06/05/2026
METTONS FIN AUX CONFUSIONS.
Avant de critiquer, il faut comprendre.
Le Hadj n’est pas un projet financé par l’État.
Ce n’est pas de l’argent public.
Ce n’est pas un budget de développement détourné.
Ce sont des citoyens burkinabè qui ont travaillé, économisé et choisi librement d’accomplir un pilier de leur foi.
Aucun crédit
Aucune dette
Aucun financement de l’État
Des fonds propres. Des sacrifices personnels. Une foi assumée.
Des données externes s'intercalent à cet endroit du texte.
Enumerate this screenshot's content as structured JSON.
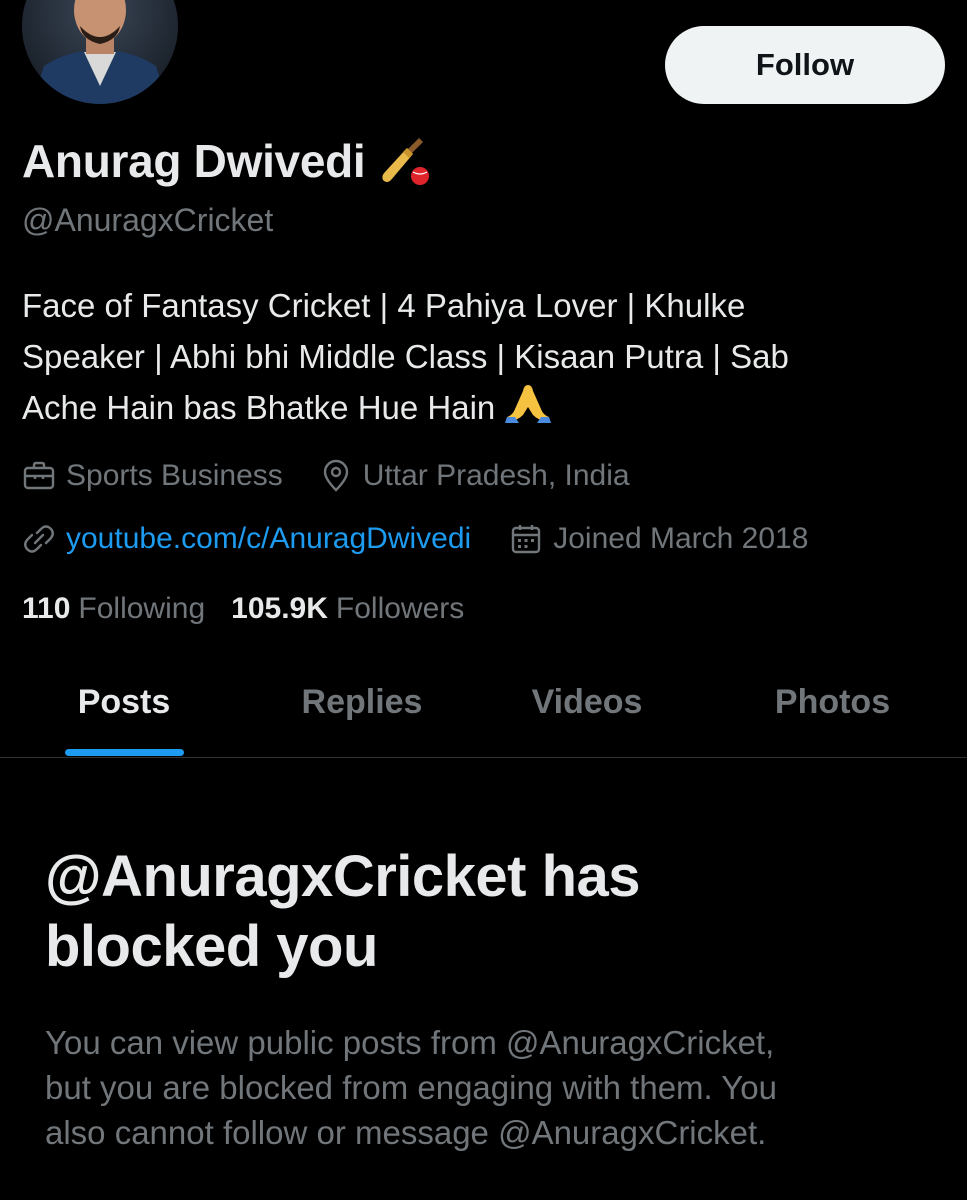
{
  "profile": {
    "display_name": "Anurag Dwivedi",
    "handle": "@AnuragxCricket",
    "bio_lines": [
      "Face of Fantasy Cricket | 4 Pahiya Lover | Khulke",
      "Speaker | Abhi bhi Middle Class | Kisaan Putra | Sab",
      "Ache Hain bas Bhatke Hue Hain"
    ],
    "category": "Sports Business",
    "location": "Uttar Pradesh, India",
    "website": "youtube.com/c/AnuragDwivedi",
    "joined": "Joined March 2018",
    "following_count": "110",
    "following_label": "Following",
    "followers_count": "105.9K",
    "followers_label": "Followers",
    "name_emoji_icon": "cricket-bat-ball-icon",
    "bio_emoji_icon": "folded-hands-icon"
  },
  "header": {
    "follow_label": "Follow"
  },
  "tabs": [
    {
      "label": "Posts",
      "active": true
    },
    {
      "label": "Replies",
      "active": false
    },
    {
      "label": "Videos",
      "active": false
    },
    {
      "label": "Photos",
      "active": false
    }
  ],
  "blocked": {
    "title_lines": [
      "@AnuragxCricket has",
      "blocked you"
    ],
    "description_lines": [
      "You can view public posts from @AnuragxCricket,",
      "but you are blocked from engaging with them. You",
      "also cannot follow or message @AnuragxCricket."
    ]
  },
  "colors": {
    "background": "#000000",
    "primary_text": "#e7e9ea",
    "secondary_text": "#71767b",
    "accent": "#1d9bf0",
    "follow_button_bg": "#eff3f4",
    "divider": "#2f3336"
  }
}
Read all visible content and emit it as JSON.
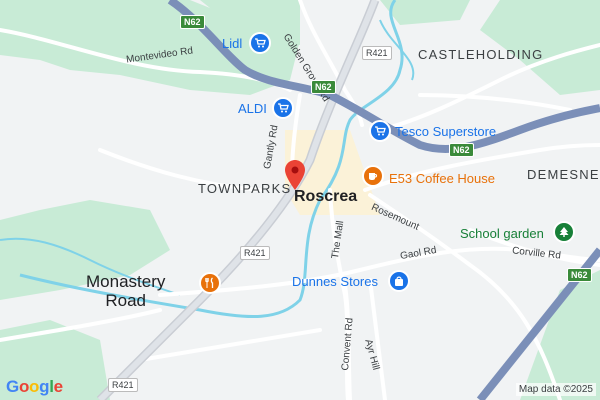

Ceux qui disent : “Cet argent pouvait développer le pays” doivent être honnêtes :
Est-ce qu’on empêche quelqu’un de construire une maison ?
D’acheter une moto ?
D’organiser un mariage ?
Pourquoi alors vouloir contrôler uniquement ce que les musulmans font avec leur propre argent ?
À certains qui passent leur temps à attaquer les religions, notamment les courants dits kémites :
La liberté que vous utilisez pour critiquer…
est la même liberté qui permet aux musulmans de pratiquer leur religion.
On peut débattre.
On peut ne pas être d’accord.
Mais dénigrer systématiquement la foi des autres n’élève personne.
Le Hadj, ce n’est pas du gaspillage.
C’est un acte de foi, de discipline, d’humilité et d’unité.
Un peuple ne se développe pas en opposant foi et progrès
Il se développe quand il respecte les choix, les efforts et les convictions de chacun
Conclusion :
Respectons les croyances.
Respectons les sacrifices.
Respectons la liberté.
Foi et développement ne s’opposent pas… ils se complètent.